They are wasting no time.
A day after the primaries, Republican U.S. Senate candidate Linda McMahon’s campaign began automated calls Wednesday to 300,000 older voters, accusing Democrat Chris Murphy of voting to cut their Medicare benefits — a mischaracterization of the record.
And Murphy challenged McMahon to a debate next week on their jobs plans.
Each tactic was a reaction to a perceived vulnerability.

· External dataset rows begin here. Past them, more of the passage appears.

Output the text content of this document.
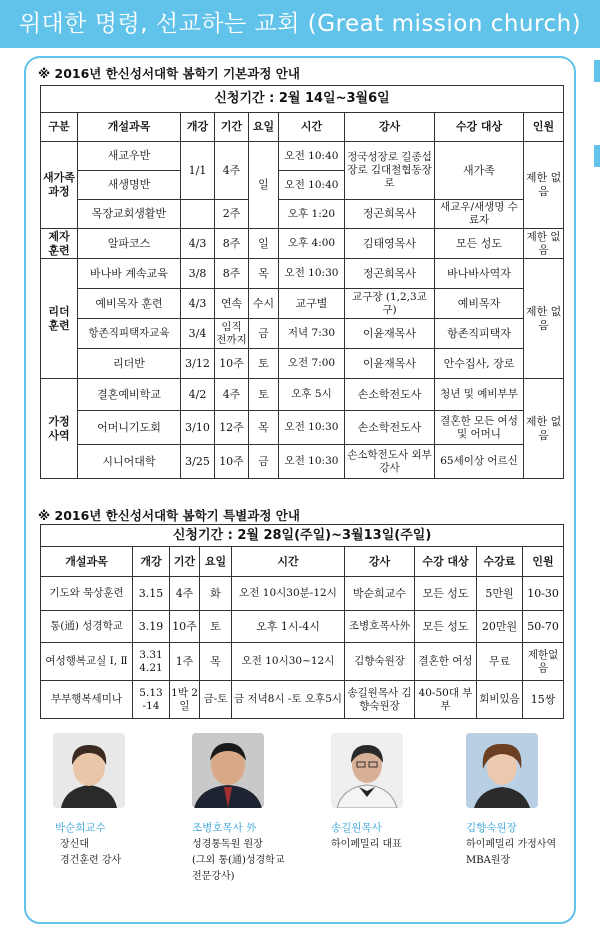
위대한 명령, 선교하는 교회 (Great mission church)
※ 2016년 한신성서대학 봄학기 기본과정 안내
신청기간 : 2월 14일~3월6일								
구분	개설과목	개강	기간	요일	시간	강사	수강 대상	인원
새가족 과정	새교우반	1/1	4주	일	오전 10:40	정국성장로 길종섭장로 김대철협동장로	새가족	제한 없음
	새생명반				오전 10:40			
	목장교회생활반		2주		오후 1:20	정곤희목사	새교우/새생명 수료자	
제자 훈련	알파코스	4/3	8주	일	오후 4:00	김태영목사	모든 성도	제한 없음
리더 훈련	바나바 계속교육	3/8	8주	목	오전 10:30	정곤희목사	바나바사역자	제한 없음
	예비목자 훈련	4/3	연속	수시	교구별	교구장 (1,2,3교구)	예비목자	
	항존직피택자교육	3/4	임직 전까지	금	저녁 7:30	이윤재목사	항존직피택자	
	리더반	3/12	10주	토	오전 7:00	이윤재목사	안수집사, 장로	
가정 사역	결혼예비학교	4/2	4주	토	오후 5시	손소학전도사	청년 및 예비부부	제한 없음
	어머니기도회	3/10	12주	목	오전 10:30	손소학전도사	결혼한 모든 여성 및 어머니	
	시니어대학	3/25	10주	금	오전 10:30	손소학전도사 외부강사	65세이상 어르신	
※ 2016년 한신성서대학 봄학기 특별과정 안내
신청기간 : 2월 28일(주일)~3월13일(주일)								
개설과목	개강	기간	요일	시간	강사	수강 대상	수강료	인원
기도와 묵상훈련	3.15	4주	화	오전 10시30분-12시	박순희교수	모든 성도	5만원	10-30
통(通) 성경학교	3.19	10주	토	오후 1시-4시	조병호목사外	모든 성도	20만원	50-70
여성행복교실 Ⅰ, Ⅱ	3.31 4.21	1주	목	오전 10시30~12시	김향숙원장	결혼한 여성	무료	제한없음
부부행복세미나	5.13 -14	1박 2일	금-토	금 저녁8시 -토 오후5시	송길원목사 김향숙원장	40-50대 부부	회비있음	15쌍
박순희교수
장신대
경건훈련 강사
조병호목사 外
성경통독원 원장
(그외 통(通)성경학교
전문강사)
송길원목사
하이페밀리 대표
김향숙원장
하이페밀리 가정사역
MBA원장
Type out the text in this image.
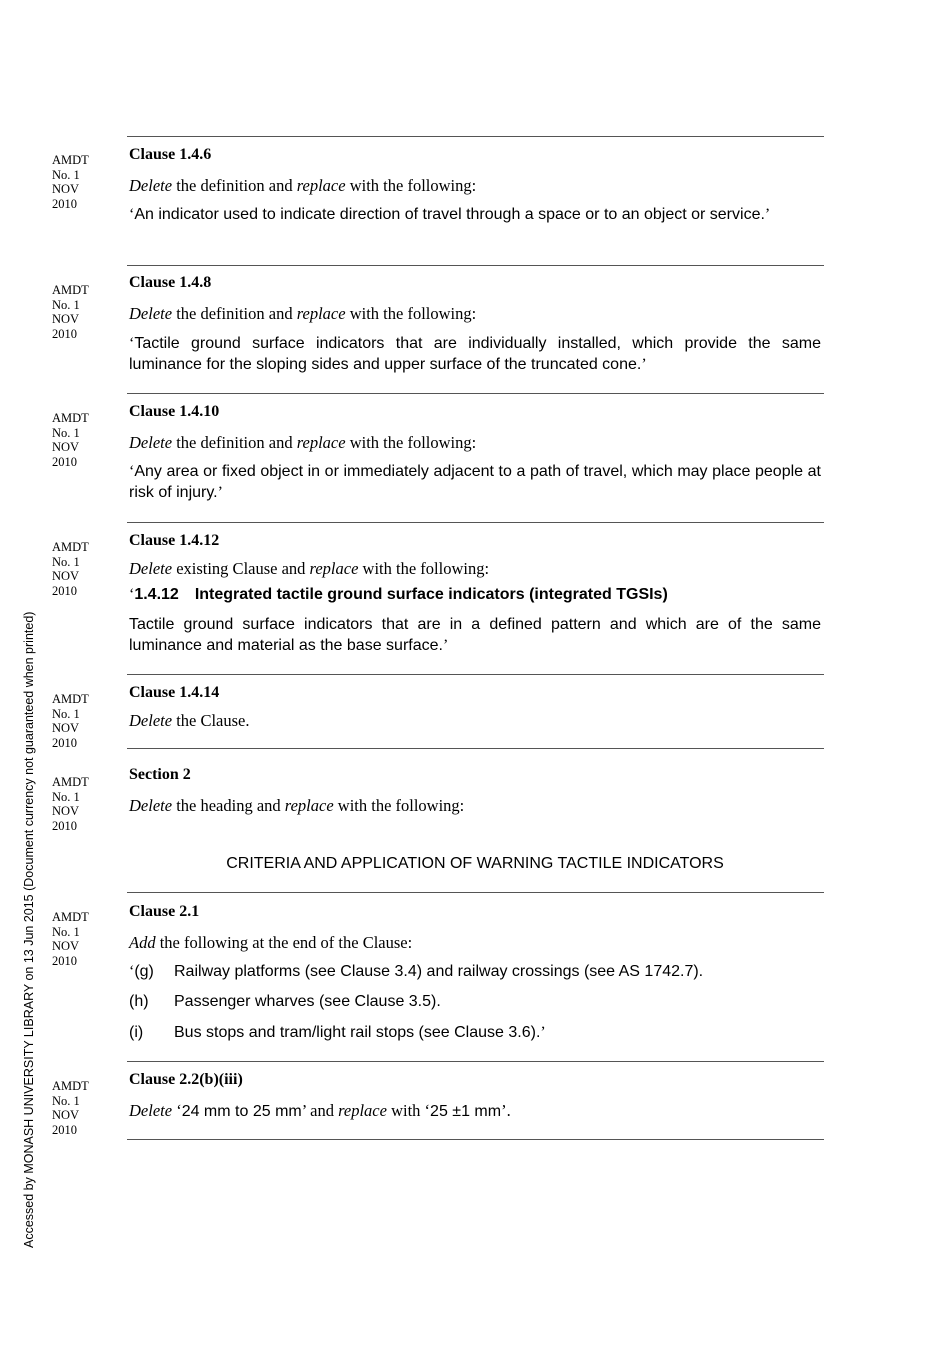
Accessed by MONASH UNIVERSITY LIBRARY on 13 Jun 2015 (Document currency not guaranteed when printed)
AMDT
No. 1
NOV
2010
Clause 1.4.6
Delete the definition and replace with the following:
‘An indicator used to indicate direction of travel through a space or to an object or service.’
AMDT
No. 1
NOV
2010
Clause 1.4.8
Delete the definition and replace with the following:
‘Tactile ground surface indicators that are individually installed, which provide the same luminance for the sloping sides and upper surface of the truncated cone.’
AMDT
No. 1
NOV
2010
Clause 1.4.10
Delete the definition and replace with the following:
‘Any area or fixed object in or immediately adjacent to a path of travel, which may place people at risk of injury.’
AMDT
No. 1
NOV
2010
Clause 1.4.12
Delete existing Clause and replace with the following:
‘1.4.12 Integrated tactile ground surface indicators (integrated TGSIs)
Tactile ground surface indicators that are in a defined pattern and which are of the same luminance and material as the base surface.’
AMDT
No. 1
NOV
2010
Clause 1.4.14
Delete the Clause.
AMDT
No. 1
NOV
2010
Section 2
Delete the heading and replace with the following:
CRITERIA AND APPLICATION OF WARNING TACTILE INDICATORS
AMDT
No. 1
NOV
2010
Clause 2.1
Add the following at the end of the Clause:
‘(g) Railway platforms (see Clause 3.4) and railway crossings (see AS 1742.7).
(h) Passenger wharves (see Clause 3.5).
(i) Bus stops and tram/light rail stops (see Clause 3.6).’
AMDT
No. 1
NOV
2010
Clause 2.2(b)(iii)
Delete ‘24 mm to 25 mm’ and replace with ‘25 ±1 mm’.
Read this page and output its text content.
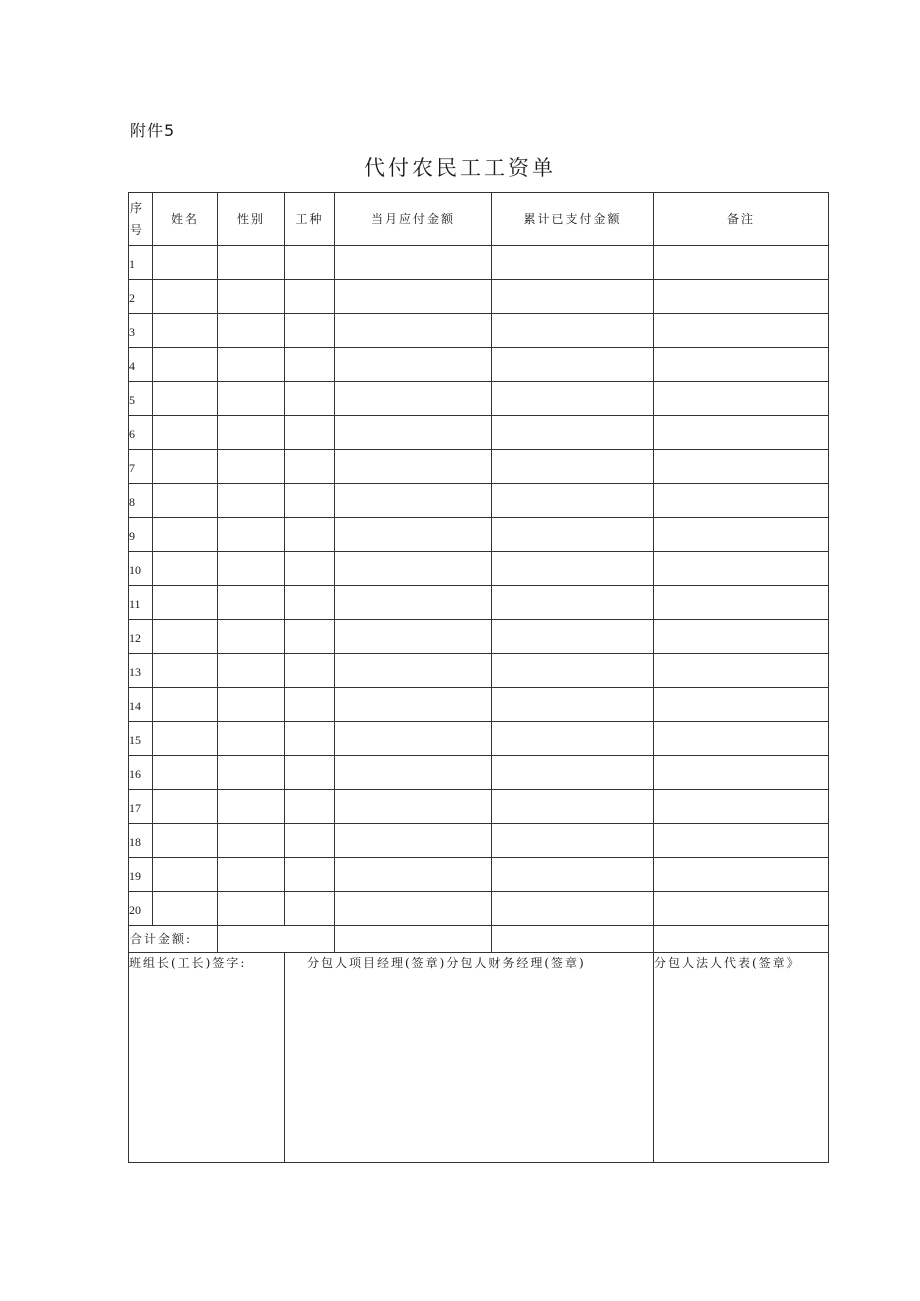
附件5
代付农民工工资单
序
号	姓名	性别	工种	当月应付金额	累计已支付金额	备注
1						
2						
3						
4						
5						
6						
7						
8						
9						
10						
11						
12						
13						
14						
15						
16						
17						
18						
19						
20						
合计金额:						
班组长(工长)签字:			分包人项目经理(签章)分包人财务经理(签章)			分包人法人代表(签章》
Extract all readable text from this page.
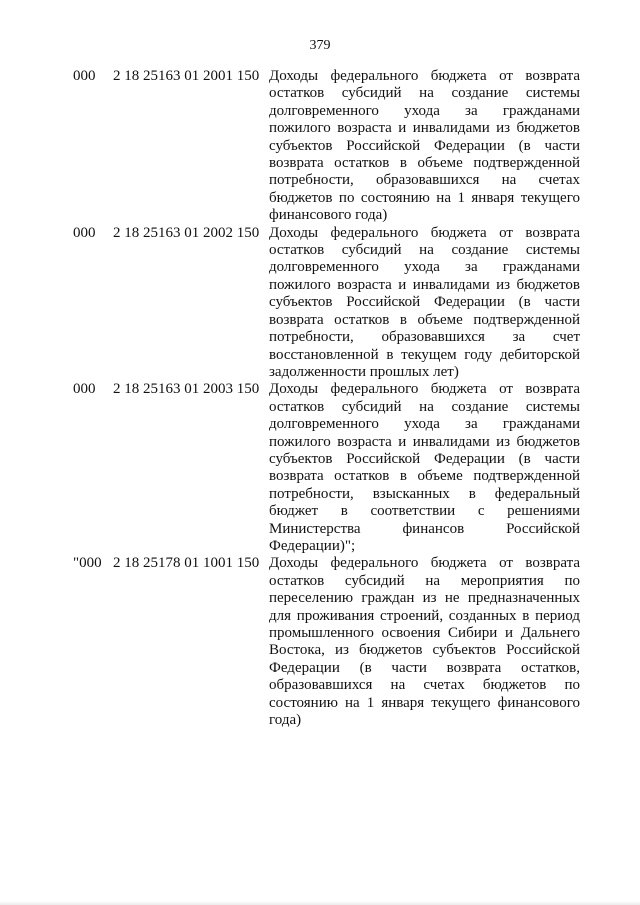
379
000	2 18 25163 01 2001 150 Доходы федерального бюджета от возврата остатков субсидий на создание системы долговременного ухода за гражданами пожилого возраста и инвалидами из бюджетов субъектов Российской Федерации (в части возврата остатков в объеме подтвержденной потребности, образовавшихся на счетах бюджетов по состоянию на 1 января текущего финансового года)

000	2 18 25163 01 2002 150 Доходы федерального бюджета от возврата остатков субсидий на создание системы долговременного ухода за гражданами пожилого возраста и инвалидами из бюджетов субъектов Российской Федерации (в части возврата остатков в объеме подтвержденной потребности, образовавшихся за счет восстановленной в текущем году дебиторской задолженности прошлых лет)

000	2 18 25163 01 2003 150 Доходы федерального бюджета от возврата остатков субсидий на создание системы долговременного ухода за гражданами пожилого возраста и инвалидами из бюджетов субъектов Российской Федерации (в части возврата остатков в объеме подтвержденной потребности, взысканных в федеральный бюджет в соответствии с решениями Министерства финансов Российской Федерации)";

"000 2 18 25178 01 1001 150 Доходы федерального бюджета от возврата остатков субсидий на мероприятия по переселению граждан из не предназначенных для проживания строений, созданных в период промышленного освоения Сибири и Дальнего Востока, из бюджетов субъектов Российской Федерации (в части возврата остатков, образовавшихся на счетах бюджетов по состоянию на 1 января текущего финансового года)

McMahon has built her campaign around a six-point jobs plan, and she has regularly tweaked Murphy for having “a work in progress,” not a formal plan. McMahon, who only agreed to two one-on-one debates with Chris Shays during the GOP primary, countered with a demand for two debates on jobs, though none next week.
“Chris Murphy’s embarrassing challenge doesn’t go nearly far enough,” said Corry Bliss, her campaign manager. “We propose four statewide debates — two of which must be focused entirely on the issue of job creation in Connecticut.”
Democrats nationally are trying to put Republicans on the defensive over Medicare, using GOP presidential candidate Mitt Romney’s selection of budget hawk Paul Ryan as his runningmate to raise the specter of Medicare and Social Security cuts.
The automated calls directed at Murphy stem from his vote as a congressman for the Affordable Care Act, which assumes a long-term savings of $700 billion in Medicare spending, but the law makes no cuts in Medicare benefits.
“There’s only one candidate who’s voted to cut Medicare for current recipients,” a caller says in the audio. “That’s right, those receiving benefits right now. And that’s Chris Murphy.”
The robo-call echoes themes in a new ad by Romney. Democrats who voted for — or even praised — the Affordable Care Act are coming under similar attacks.
“It’s demonstrably false,” said Ben Marter, a spokesman for Murphy.
Tim Murtaugh, a spokesman for McMahon, defended the automated call, saying that the $700 billion cut undermines the long-term solvency of Medicare, especially if the lower reimbursement rates on which the cuts are partially based prove untenable.
“His vote directly undercuts the underpinnings of the program itself,” Murtaugh said. “It threatens the immediate future of the program as a whole.”
The fiscal responsibility of Congress toward Medicare is a fair question, but that is unlikely to be the impression left in a call to seniors.
“I don’t know about you, but I rely on my Medicare benefits,” the caller says. “And politicians like Chris Murphy need to keep their hands off.”
The automated calls come a day after McMahon and Murphy easily won their party’s nominations in primaries.
On McMahon’s part, the calls are meant to blunt a Murphy line of attack on McMahon: The election of a Republican could tip control of the Senate to the GOP, jeopardizing Medicare.
Like many Democrats, Murphy was quick to seize on Romney’s selection Saturday of Wisconsin Rep. Paul Ryan as a running-mate. Ryan has called for his own $700 billion in Medicare cuts.
“Congressman Ryan’s budget plan has become a litmus test for Republican candidates,” Murphy’s spokeswoman, Taylor Lavender, said in a statement. “Does Linda McMahon also support Congressman Ryan’s disastrous budget? Connecticut’s seniors and middle class families deserve to know.”
McMahon quickly issued a response: She never will support a budget that cuts Medicare.
If there was any doubt — McMahon has been spending heavily on negative ads about Murphy, long before the primary — the general election has begun.
Murphy and McMahon each had public appearances Wednesday: Murphy continued his jobs tour in Wallingford, where he issued his debate challenge, while McMahon campaigned with Republican elected officials in Fairfield and Danbury, including one of Shays’ most prominent backers, state Senate Minority Leader John McKinney of Fairfield.
Murtaugh said the challenge for a quickie debate was a “campaign stunt.” But McMahon’s counter had its own condition: a demand that one of the two jobs debates be held in Groton, the home of Electric Boat.